As for DMC DMA timing, the last time I looked at this I got the following:

Code:
cycle   ab   db   rw   Fetch   pc   a   x   y   s   p   c_rdy
1406   0089   ea   1   NOP   0089   1f   a2   00   bd   nv&#8209BdIzc   1
1406   0089   ea   1      0089   1f   a2   00   bd   nv&#8209BdIzc   1
1405   0089   ea   1      0089   1f   a2   00   bd   nv&#8209BdIzc   1
1405   0088   ea   1   NOP   0088   1f   a2   00   bd   nv&#8209BdIzc   1
1404   0088   ea   1   NOP   0088   1f   a2   00   bd   nv&#8209BdIzc   1
1404   0088   ea   1      0088   1f   a2   00   bd   nv&#8209BdIzc   1
1403   0088   ea   1      0088   1f   a2   00   bd   nv&#8209BdIzc   1
1403   c000   00   1      0088   1f   a2   00   bd   nv&#8209BdIzc   0 
1402   c000   00   1      0088   1f   a2   00   bd   nv&#8209BdIzc   0  vvvvv three dead cycles instead of usual 4
1402   0088   ea   1      0088   1f   a2   00   bd   nv&#8209BdIzc   0
1401   0088   ea   1      0088   1f   a2   00   bd   nv&#8209BdIzc   0
1401   0088   ea   1      0088   1f   a2   00   bd   nv&#8209BdIzc   0
1400   0088   ea   1      0088   1f   a2   00   bd   nv&#8209BdIzc   1
1400   0087   ea   1   NOP   0087   1f   a2   00   bd   nv&#8209BdIzc   1  ^^^^ Dummy read
1399   0087   ea   1   NOP   0087   1f   a2   00   bd   nv&#8209BdIzc   1
1399   0087   ea   1      0087   1f   a2   00   bd   nv&#8209BdIzc   1
1398   0087   ea   1      0087   1f   a2   00   bd   nv&#8209BdIzc   1
1398   0086   ea   1   NOP   0086   1f   a2   00   bd   nv&#8209BdIzc   1
1397   0086   ea   1   NOP   0086   1f   a2   00   bd   nv&#8209BdIzc   1
1397   4015   1f   0      0086   1f   a2   00   bd   nv&#8209BdIzc   1
1396   4015   40   0      0086   1f   a2   00   bd   nv&#8209BdIzc   1
1396   0085   40   1      0085   1f   a2   00   bd   nv&#8209BdIzc   1
1395   0085   40   1      0085   1f   a2   00   bd   nv&#8209BdIzc   1
1395   0084   15   1      0084   1f   a2   00   bd   nv&#8209BdIzc   1
1394   0084   15   1      0084   1f   a2   00   bd   nv&#8209BdIzc   1
1394   0083   8d   1   STA Abs   0083   1f   a2   00   bd   nv&#8209BdIzc   1
1393   0083   8d   1   STA Abs   0083   1f   a2   00   bd   nv&#8209BdIzc   1
1393   0083   8d   1      0083   1f   a2   00   bd   nv&#8209BdIzc   1


Notice that there is an entire NOP that happens in between the write to $4015 and RDY going low. The question I'm trying to figure out is how to test this on console?

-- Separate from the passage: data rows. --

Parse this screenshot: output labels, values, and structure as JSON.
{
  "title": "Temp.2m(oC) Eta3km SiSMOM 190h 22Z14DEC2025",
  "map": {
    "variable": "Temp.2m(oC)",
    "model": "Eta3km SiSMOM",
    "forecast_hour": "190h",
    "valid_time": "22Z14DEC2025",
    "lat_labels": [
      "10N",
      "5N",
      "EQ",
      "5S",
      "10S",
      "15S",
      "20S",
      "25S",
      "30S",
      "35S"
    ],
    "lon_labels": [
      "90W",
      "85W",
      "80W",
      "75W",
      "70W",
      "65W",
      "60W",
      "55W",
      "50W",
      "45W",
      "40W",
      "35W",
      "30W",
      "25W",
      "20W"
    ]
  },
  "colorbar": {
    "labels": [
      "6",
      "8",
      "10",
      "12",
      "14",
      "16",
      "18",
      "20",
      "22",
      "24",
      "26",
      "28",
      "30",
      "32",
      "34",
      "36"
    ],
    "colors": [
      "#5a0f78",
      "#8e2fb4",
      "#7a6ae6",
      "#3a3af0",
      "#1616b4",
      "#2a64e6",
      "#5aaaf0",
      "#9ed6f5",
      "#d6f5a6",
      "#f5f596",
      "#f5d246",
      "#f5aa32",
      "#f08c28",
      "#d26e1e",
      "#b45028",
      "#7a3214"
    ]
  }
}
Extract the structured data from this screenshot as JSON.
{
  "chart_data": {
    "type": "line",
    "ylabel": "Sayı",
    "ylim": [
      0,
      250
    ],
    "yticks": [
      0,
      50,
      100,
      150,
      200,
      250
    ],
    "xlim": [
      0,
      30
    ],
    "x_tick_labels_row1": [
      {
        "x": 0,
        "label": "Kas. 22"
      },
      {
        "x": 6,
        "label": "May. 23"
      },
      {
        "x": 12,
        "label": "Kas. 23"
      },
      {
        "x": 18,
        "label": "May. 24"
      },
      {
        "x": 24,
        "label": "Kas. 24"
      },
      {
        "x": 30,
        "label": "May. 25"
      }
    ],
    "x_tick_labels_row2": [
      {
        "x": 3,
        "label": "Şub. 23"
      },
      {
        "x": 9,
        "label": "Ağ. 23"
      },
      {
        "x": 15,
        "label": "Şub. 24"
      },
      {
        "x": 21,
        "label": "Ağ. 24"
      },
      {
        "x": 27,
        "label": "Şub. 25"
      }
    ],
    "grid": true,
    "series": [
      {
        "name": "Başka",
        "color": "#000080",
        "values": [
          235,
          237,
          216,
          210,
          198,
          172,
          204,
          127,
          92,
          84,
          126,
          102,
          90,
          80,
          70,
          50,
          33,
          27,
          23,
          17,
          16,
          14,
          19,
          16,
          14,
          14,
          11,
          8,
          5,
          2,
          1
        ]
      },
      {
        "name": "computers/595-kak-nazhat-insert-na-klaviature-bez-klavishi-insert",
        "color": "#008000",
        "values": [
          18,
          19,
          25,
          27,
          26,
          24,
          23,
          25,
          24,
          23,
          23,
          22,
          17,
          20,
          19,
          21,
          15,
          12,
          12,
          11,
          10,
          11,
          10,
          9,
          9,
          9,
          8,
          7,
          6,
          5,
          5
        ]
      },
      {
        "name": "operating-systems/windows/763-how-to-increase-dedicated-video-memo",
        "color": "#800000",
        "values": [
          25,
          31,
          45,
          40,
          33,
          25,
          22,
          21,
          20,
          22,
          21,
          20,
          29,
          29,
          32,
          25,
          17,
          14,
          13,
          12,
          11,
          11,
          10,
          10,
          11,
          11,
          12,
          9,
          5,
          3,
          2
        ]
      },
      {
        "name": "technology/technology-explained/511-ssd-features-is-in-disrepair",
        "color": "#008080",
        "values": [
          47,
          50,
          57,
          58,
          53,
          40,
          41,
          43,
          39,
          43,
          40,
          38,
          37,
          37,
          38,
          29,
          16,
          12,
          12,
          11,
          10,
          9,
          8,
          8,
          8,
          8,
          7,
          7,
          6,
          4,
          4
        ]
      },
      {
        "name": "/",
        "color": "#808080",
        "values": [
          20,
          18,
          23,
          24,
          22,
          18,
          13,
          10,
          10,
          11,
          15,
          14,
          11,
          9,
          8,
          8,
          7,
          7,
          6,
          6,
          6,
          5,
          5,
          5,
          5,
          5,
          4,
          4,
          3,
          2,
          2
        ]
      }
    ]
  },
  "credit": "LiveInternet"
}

Maybe with some carefully crafted code you can time it so that there is a difference between pulling RDY low immediately and if you give it the apparent extra cycles.

But what? Maybe executing code at $2001 where reading the address will trigger a missed NMI at the right time? Any other ideas? It's not a lot of time to work with.